Thanks Candy and Rich,

She is almost 5 months old. We also have a 4 yr old boy.


----------



## Stazz (Apr 19, 2009)

Evan she is BEAUTIFUL !!!!!!!!!! I am seriously obsessed with kids, my fiance worries hahahaha. I can't wait for my own, but one day 
Show us a pic of your son too


----------



## sendie (Apr 19, 2009)

Love it! What a sweetie!


----------



## Yvonne G (Apr 19, 2009)

Aw-w-w! What a cutie pie. And getting her into the turtle clothing! Start her out early. 90% of the T-shirts in my closet have turtles or tortoise on them.

Yvonne


----------



## BigBiscuit (Apr 19, 2009)

I posted a picture of the family on the Thread by Rich "Show Yourself."

Thanks for all your nice comments.


----------



## tortoisenerd (Apr 19, 2009)

awww that's awesome. I'm really into airplanes too, and plan to outfit future kids in airplane and tortoise gear! Share away.


----------



## Isa (Apr 19, 2009)

What a beautiful little baby , her outfit is so cute 
Thanks for sharing.


----------



## Weloveourtortoise (Apr 19, 2009)

She is so adorable & the onesy!!!


----------



## Crazy1 (Apr 20, 2009)

BigBiscuit said:


> Hello All,
> 
> I am not trying to be the corny parent, and show off my kids, but my wife just got this outfit for our daughter and wanted to post it.

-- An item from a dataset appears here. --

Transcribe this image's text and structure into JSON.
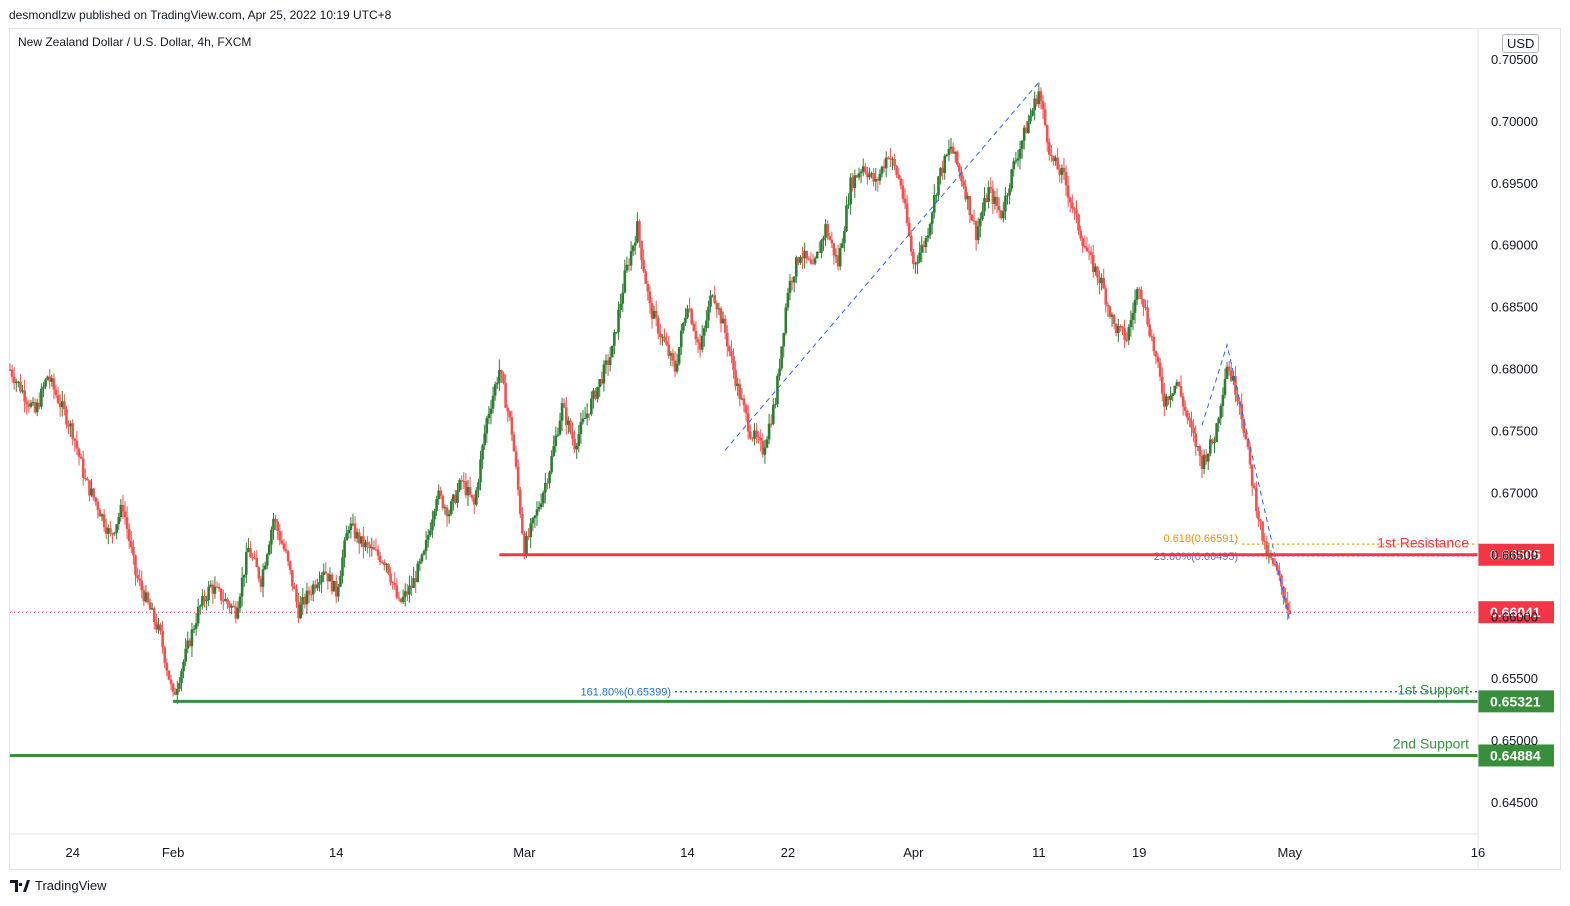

Sure you don't. Evan, I would be disappointed if you weren't being one of us corny Parents showing of their kids. REMEMBER who you are dealing with here WE LOVE PIC. What a beauty of a little one you have there. And who wouldn't want to show her off let alone her new tort onesy. Did your wife make that Evan? Congrats, she is really a cutie.


----------



## BigBiscuit (Apr 20, 2009)

Crazy1 said:


> BigBiscuit said:
> 
> 
> > Hello All,
> ...



My wife said she found the onesie at Walmart. Thanks for your kind words.


----------